An entire floor of the New Graduate Residence Hall (NGRH), normally reserved for graduate students, was co-opted for undergraduate use as the new Midway House when Director of University Housing Katie Callow-Wright, joined by other high-ranking administrators like Dean of Students Kim Goff-Crews and Dean of the College Susan Art, realized in early July that the class of 2015 simply would not fit into last year’s residential housing system.

“The incoming class was not happening in the same way we expected,” Callow-Wright said, calling that moment of realization “the melt.”

“We were housing students who we didn’t expect to have,” she said. “At the time, [the NGRH] had capacity…to make up pretty much what we needed.”

The “melt” moment was the just the latest anecdote in an ongoing saga that has placed the University among the most applied-to (and rejected-from) colleges in America. Applications for the class of 2015 numbered at 21,669—a 12 percent hike from the previous year—and the acceptance rate has been steadily dropping for years now, down to 15.8 percent for the class of 2015 from 34.9 for the class of 2011.

To manage matriculation, colleges routinely accept more students than they expect will attend. Nonetheless, administrators in the Office of Undergraduate Housing (OUH) were caught off guard by the sheer number of students who took the University up on its offer.

“As you may know, the college has been a very popular place,” Callow-Wright said, maintaining that the Office of Admissions had no intention of boosting the class’s size. “That’s a good problem to have.”

The need for more housing arose even as the University decided to expand upon last year’s pilot program in International House, usually available only for transfer students, where upperclass students were given the opportunity to live in a dorm that was similar to the typical campus experience, but without RAs or house lounges. The OUH decided to turn that experiment into the fully-fledged Phoenix House this year, which houses roughly 70 students, of whom fewer than half are now transfer students.

Currently, the undergraduate housing system is virtually packed to capacity.
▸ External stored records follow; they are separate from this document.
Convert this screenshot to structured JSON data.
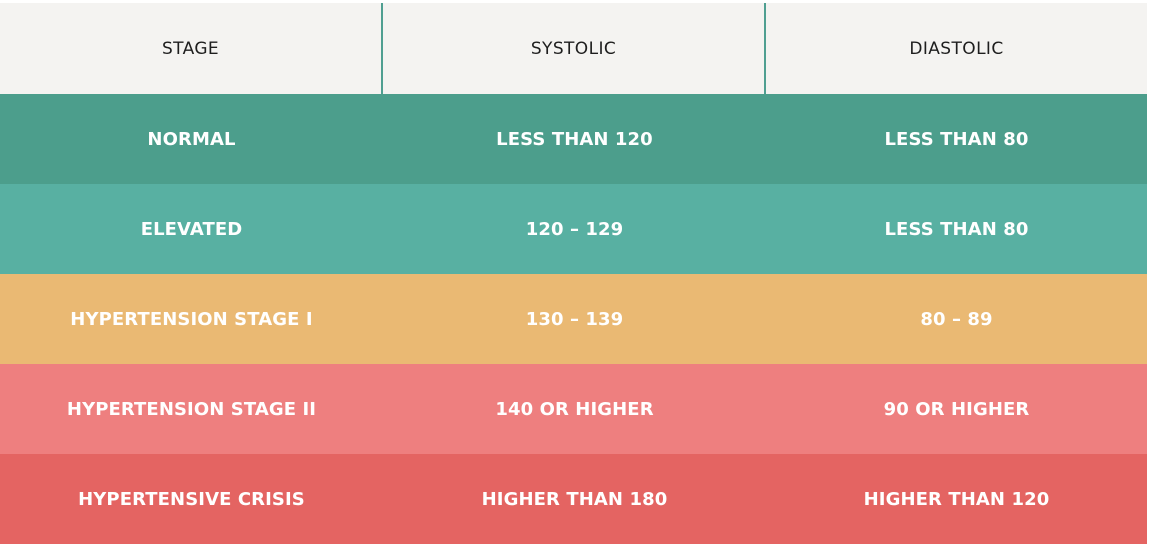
{
  "table": {
    "headers": [
      "STAGE",
      "SYSTOLIC",
      "DIASTOLIC"
    ],
    "rows": [
      {
        "stage": "NORMAL",
        "systolic": "LESS THAN 120",
        "diastolic": "LESS THAN 80",
        "color": "#4c9e8c"
      },
      {
        "stage": "ELEVATED",
        "systolic": "120 – 129",
        "diastolic": "LESS THAN 80",
        "color": "#58b0a2"
      },
      {
        "stage": "HYPERTENSION STAGE I",
        "systolic": "130 – 139",
        "diastolic": "80 – 89",
        "color": "#eab973"
      },
      {
        "stage": "HYPERTENSION STAGE II",
        "systolic": "140 OR HIGHER",
        "diastolic": "90 OR HIGHER",
        "color": "#ee7f7f"
      },
      {
        "stage": "HYPERTENSIVE CRISIS",
        "systolic": "HIGHER THAN 180",
        "diastolic": "HIGHER THAN 120",
        "color": "#e46462"
      }
    ]
  },
  "colors": {
    "header_background": "#f4f3f1",
    "header_text": "#1e1e1e",
    "divider": "#4f9f91",
    "body_text": "#ffffff"
  }
}
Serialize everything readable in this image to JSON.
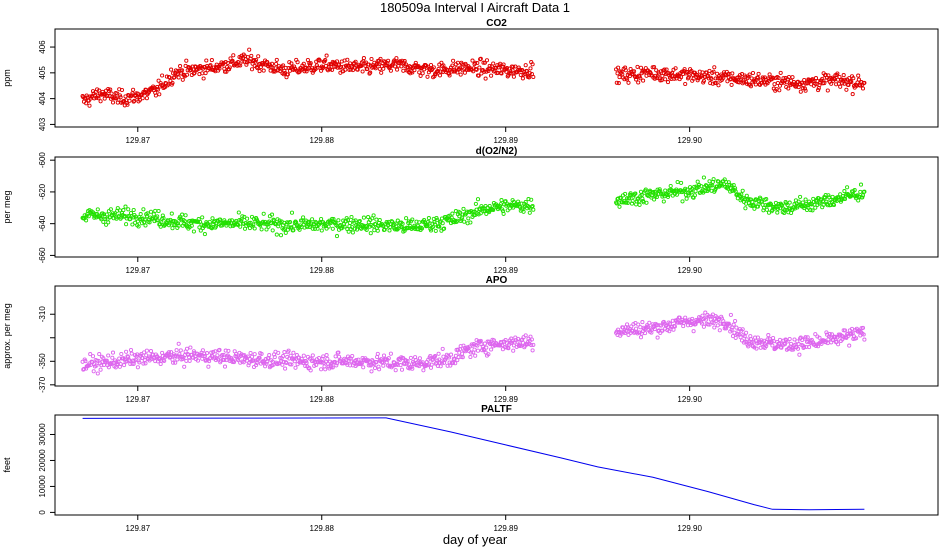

Still, Callow-Wright, who has been I-House’s interim director since October 2010, deemed the sudden but necessary move into the NGRH to be an anomaly. While the pilot program that spawned Phoenix House was a success, she said that there are no plans to repeat the process elsewhere.

“Is [Phoenix House] the only model? No,” she said. “We don’t expect the incoming class [of 2016] to be as big as the last one.”

She also denied that any new residence halls or dorms are planned for construction in the near future.

Midway House, formerly known as the first floor of NGRH, can house 125 students and comes with all the perks and amenities of a facility designed for graduate students—including paid parking, an exercise room, and a media room. Like all other undergraduate houses, it participated fully in Orientation festivities and has its own RAs, RHs, and, presumably, o-mances.